For the groups that depend on n and q, we vary these separately. First we hold n fixed at 5 and let q vary.

Finally, we now fix q at 5 and let n vary.

Looking up group by size

Imagine writing a program that takes the size n of a finite simple group and tells you what groups it could be. What would such a program look like?

Since the vast majority of finite simple groups below a given size are cyclic, we’d check whether n is prime. If it is, then the group is the integers mod n. What about the non-Abelian groups? These are so thinly spread out that the simplest thing to do would be to make a table of the possible values less than the maximum program input size N. If we set N = 10,000,000,000, then David Madore has already been done here. There are only 491 possible orders for non-Abelian simple groups of order less than 10 billion.

We said above that Abelian groups outnumbered non-Abelian groups by over 1400 to 1 for simple groups of order less than one million. What about for simple groups of order less than 10 billion? The number of primes less than 10 billion is 455,052,511 and so Abelian simple groups outnumber non-Abelian simple groups by a little less than a million to one.
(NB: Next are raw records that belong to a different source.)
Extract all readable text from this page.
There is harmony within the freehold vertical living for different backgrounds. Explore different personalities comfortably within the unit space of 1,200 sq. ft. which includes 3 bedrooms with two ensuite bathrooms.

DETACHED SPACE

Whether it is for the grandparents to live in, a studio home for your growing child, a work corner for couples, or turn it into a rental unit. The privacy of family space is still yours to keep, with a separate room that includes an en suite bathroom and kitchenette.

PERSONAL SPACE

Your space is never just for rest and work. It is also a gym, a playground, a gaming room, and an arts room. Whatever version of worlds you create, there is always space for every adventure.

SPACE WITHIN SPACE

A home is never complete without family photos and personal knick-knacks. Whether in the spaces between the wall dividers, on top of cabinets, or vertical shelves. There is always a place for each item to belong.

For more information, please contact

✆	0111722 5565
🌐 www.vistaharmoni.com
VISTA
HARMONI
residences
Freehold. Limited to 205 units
This post began by saying simple groups are analogous to prime numbers. The Abelian finite simple groups are exactly integers modulo prime numbers. The orders of the non-Abelian finite simple groups are spread out much more sparsely than prime numbers.

Also, the way you combine simple groups to make general groups is more complicated than the way you multiply prime numbers to get all integers. There was speculation that group theory would die once finite simple groups were classified, but that has not been the case. Unfortunately (or fortunately if you’re a professional group theorist) the classification theorem doesn’t come close to telling us everything we’d want to know about groups.